Or rather, I got MY first homework assignment. Every single task on her homework included instructions for me and what I should teach her. One portion of the homework involved me having to tell her the story of how she got her name and then writing it down so she could share it with the class.

What if I didn’t have a good reason for her name? I have a nice enough story for Lily’s real name, but I have no good stories for Rose or Violet. We saw their names in a baby book, liked them a lot and then named them. The first two kids got their flower middle names sort of by accident, but we did it on purpose with the last kid. There’s not much to say.

I thought homework was supposed to be for the kids to take home to learn more. I thought parents were supposed to help when they needed to. This is how it always worked at my house growing up.

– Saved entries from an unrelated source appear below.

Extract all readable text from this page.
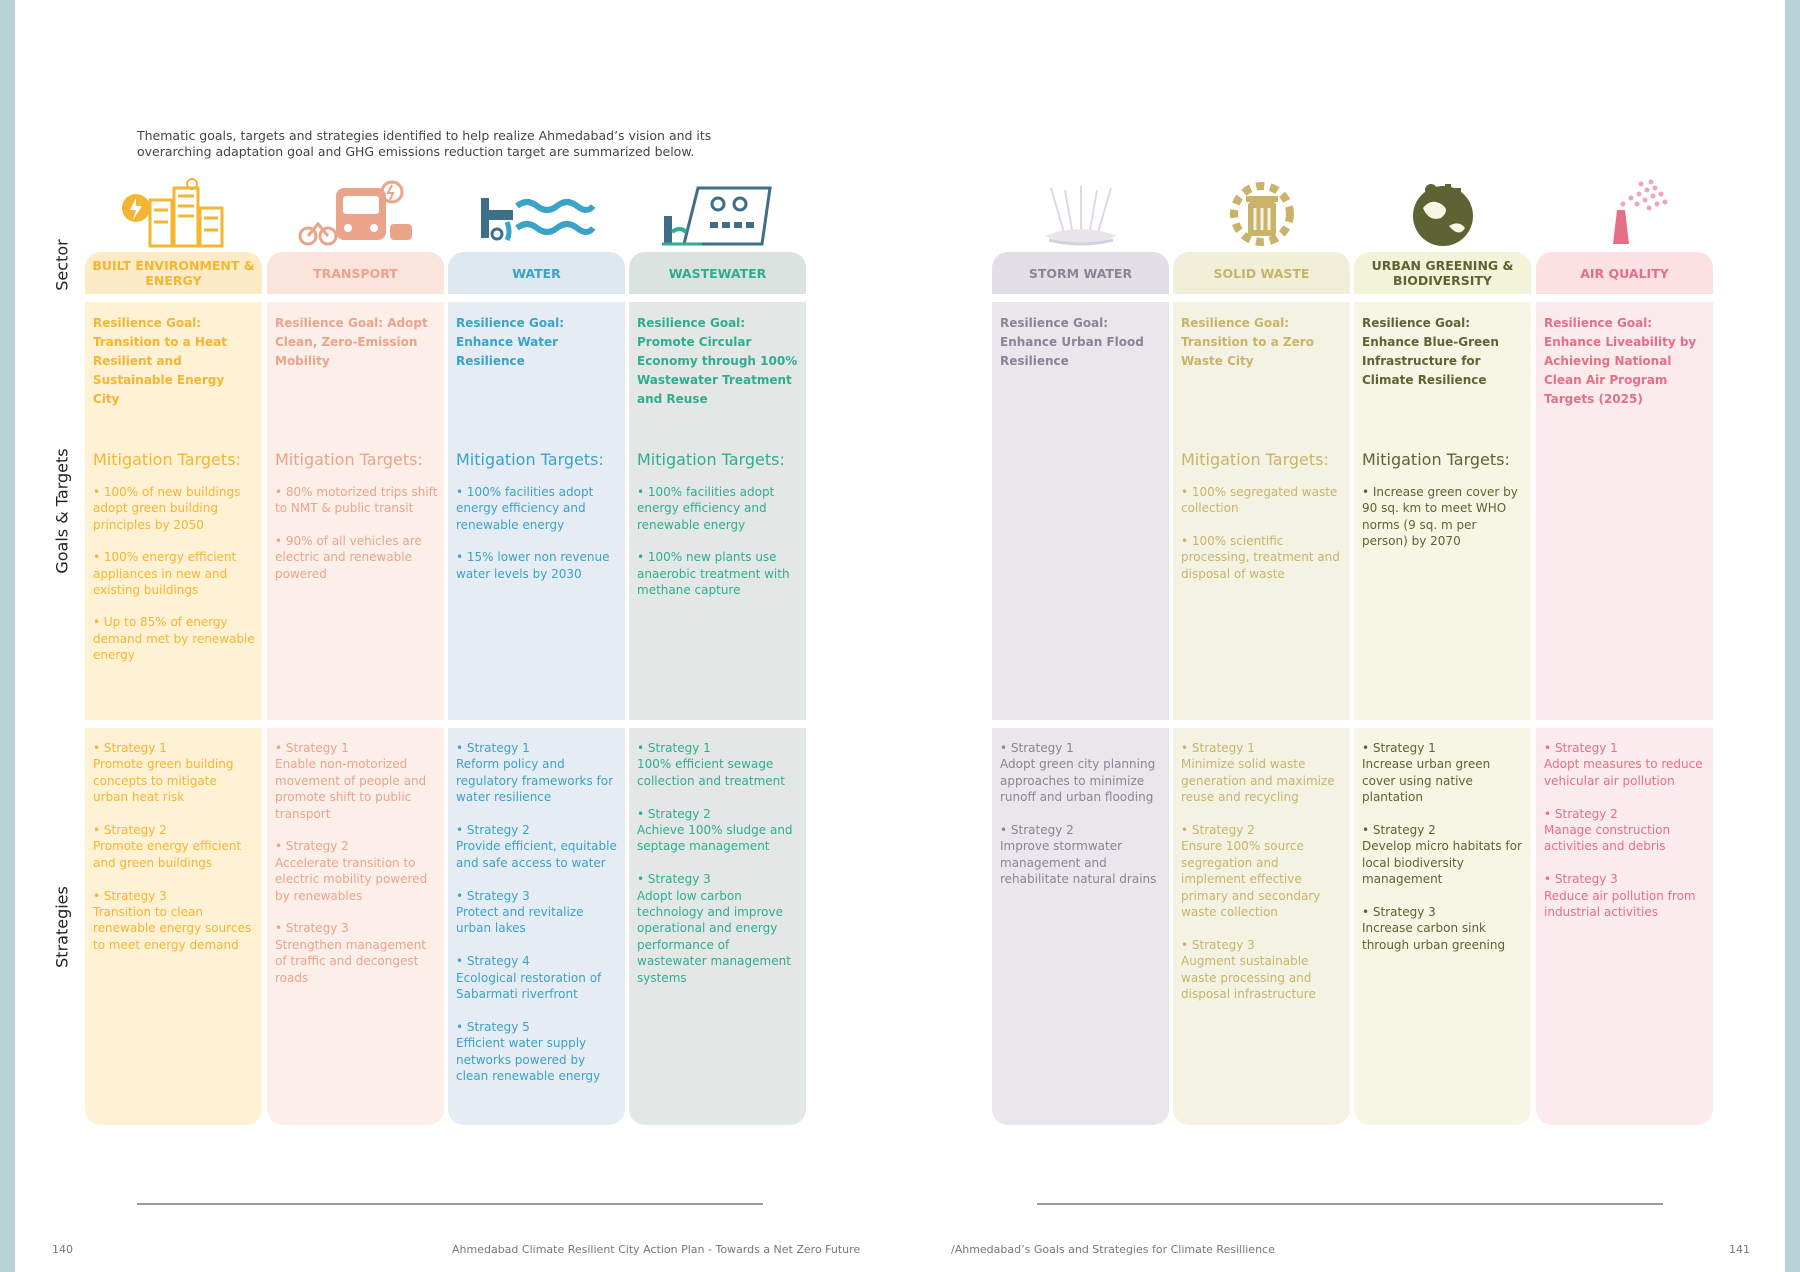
Thematic goals, targets and strategies identified to help realize Ahmedabad’s vision and its overarching adaptation goal and GHG emissions reduction target are summarized below.
Sector
Goals & Targets
Strategies
BUILT ENVIRONMENT & ENERGY
Resilience Goal: Transition to a Heat Resilient and Sustainable Energy City
Mitigation Targets:
• 100% of new buildings adopt green building principles by 2050
• 100% energy efficient appliances in new and existing buildings
• Up to 85% of energy demand met by renewable energy
• Strategy 1
Promote green building concepts to mitigate urban heat risk
• Strategy 2
Promote energy efficient and green buildings
• Strategy 3
Transition to clean renewable energy sources to meet energy demand
TRANSPORT
Resilience Goal: Adopt Clean, Zero-Emission Mobility
Mitigation Targets:
• 80% motorized trips shift to NMT & public transit
• 90% of all vehicles are electric and renewable powered
• Strategy 1
Enable non-motorized movement of people and promote shift to public transport
• Strategy 2
Accelerate transition to electric mobility powered by renewables
• Strategy 3
Strengthen management of traffic and decongest roads
WATER
Resilience Goal: Enhance Water Resilience
Mitigation Targets:
• 100% facilities adopt energy efficiency and renewable energy
• 15% lower non revenue water levels by 2030
• Strategy 1
Reform policy and regulatory frameworks for water resilience
• Strategy 2
Provide efficient, equitable and safe access to water
• Strategy 3
Protect and revitalize urban lakes
• Strategy 4
Ecological restoration of Sabarmati riverfront
• Strategy 5
Efficient water supply networks powered by clean renewable energy
WASTEWATER
Resilience Goal: Promote Circular Economy through 100% Wastewater Treatment and Reuse
Mitigation Targets:
• 100% facilities adopt energy efficiency and renewable energy
• 100% new plants use anaerobic treatment with methane capture
• Strategy 1
100% efficient sewage collection and treatment
• Strategy 2
Achieve 100% sludge and septage management
• Strategy 3
Adopt low carbon technology and improve operational and energy performance of wastewater management systems
STORM WATER
Resilience Goal: Enhance Urban Flood Resilience
• Strategy 1
Adopt green city planning approaches to minimize runoff and urban flooding
• Strategy 2
Improve stormwater management and rehabilitate natural drains
SOLID WASTE
Resilience Goal: Transition to a Zero Waste City
Mitigation Targets:
• 100% segregated waste collection
• 100% scientific processing, treatment and disposal of waste
• Strategy 1
Minimize solid waste generation and maximize reuse and recycling
• Strategy 2
Ensure 100% source segregation and implement effective primary and secondary waste collection
• Strategy 3
Augment sustainable waste processing and disposal infrastructure
URBAN GREENING & BIODIVERSITY
Resilience Goal: Enhance Blue-Green Infrastructure for Climate Resilience
Mitigation Targets:
• Increase green cover by 90 sq. km to meet WHO norms (9 sq. m per person) by 2070
• Strategy 1
Increase urban green cover using native plantation
• Strategy 2
Develop micro habitats for local biodiversity management
• Strategy 3
Increase carbon sink through urban greening
AIR QUALITY
Resilience Goal: Enhance Liveability by Achieving National Clean Air Program Targets (2025)
• Strategy 1
Adopt measures to reduce vehicular air pollution
• Strategy 2
Manage construction activities and debris
• Strategy 3
Reduce air pollution from industrial activities
140	Ahmedabad Climate Resilient City Action Plan - Towards a Net Zero Future	/Ahmedabad’s Goals and Strategies for Climate Resillience	141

My sister and I usually did our homework by ourselves and then our parents would step in when we needed help or to check our homework when we finished it to make sure we’d done it correctly. This is how homework makes sense to me.

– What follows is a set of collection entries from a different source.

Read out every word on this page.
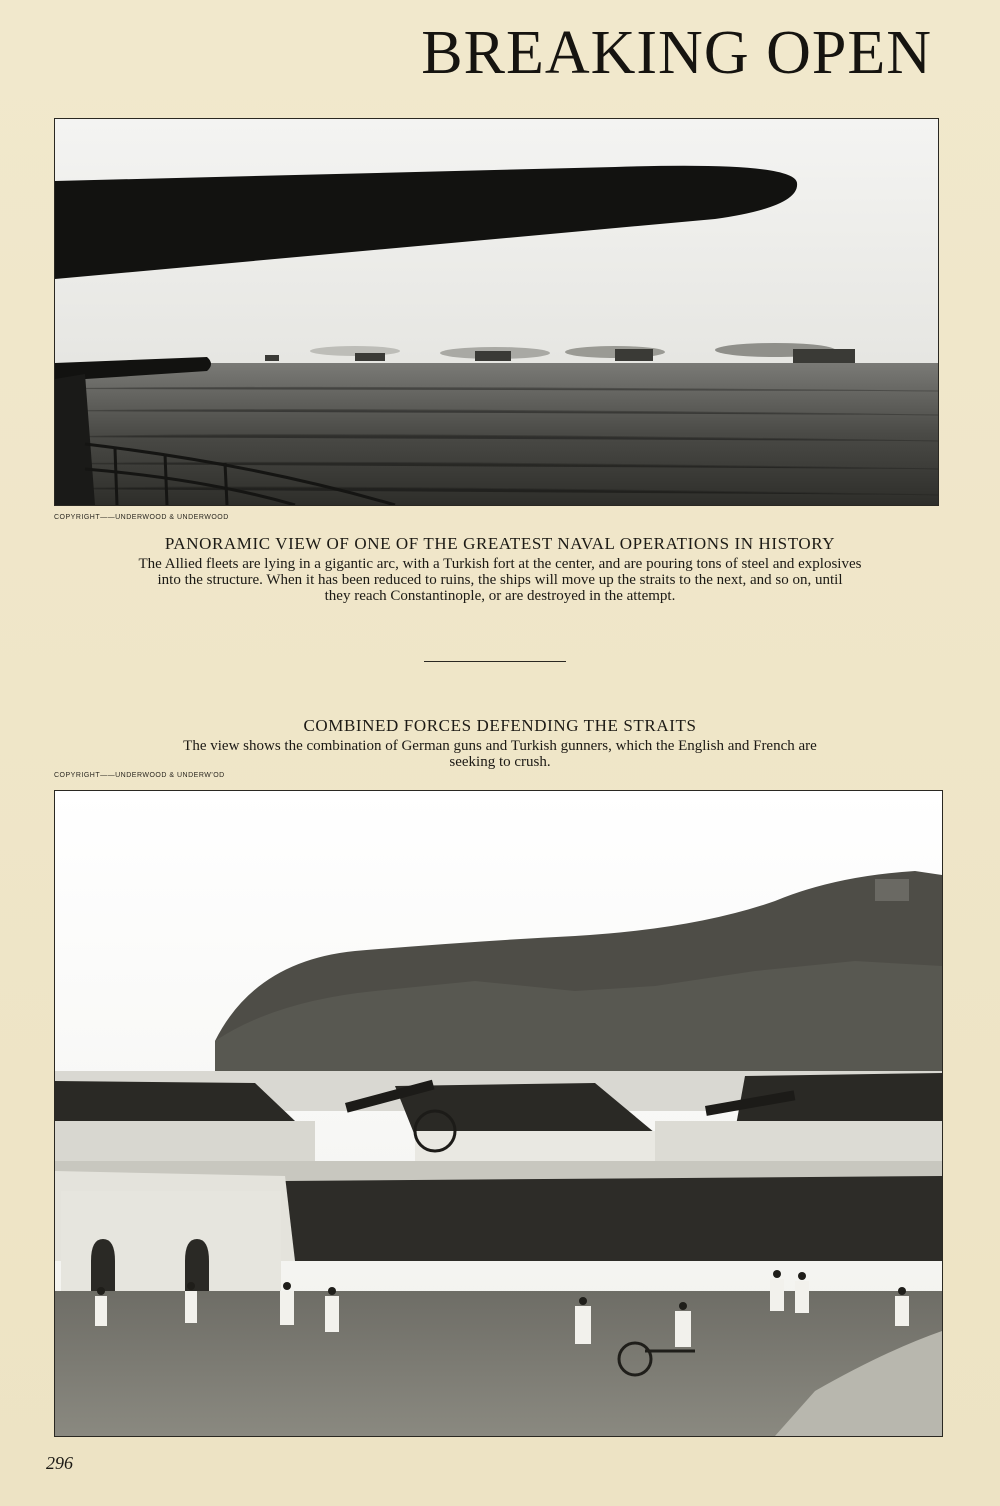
BREAKING OPEN
COPYRIGHT——UNDERWOOD & UNDERWOOD
PANORAMIC VIEW OF ONE OF THE GREATEST NAVAL OPERATIONS IN HISTORY
The Allied fleets are lying in a gigantic arc, with a Turkish fort at the center, and are pouring tons of steel and explosives
into the structure. When it has been reduced to ruins, the ships will move up the straits to the next, and so on, until
they reach Constantinople, or are destroyed in the attempt.
COMBINED FORCES DEFENDING THE STRAITS
The view shows the combination of German guns and Turkish gunners, which the English and French are
seeking to crush.
COPYRIGHT——UNDERWOOD & UNDERW'OD
296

Now, I want to be involved in my child’s education. I absolutely do. But I don’t understand this homework that’s specifically for me to do. My child should be doing the homework and my involvement, while perhaps important, should be optional. I ok with quizzing spelling words and tutoring on fractions, but I’m not the one in school. I shouldn’t be writing mini essays.

Did school change? Is this how school is now?

I mean, homework in kindergarten sounded ridiculous to begin with. I wondered how kids who couldn’t read would do homework.

I guess now I know. It’s not the kids’ homework. It’s the parents’.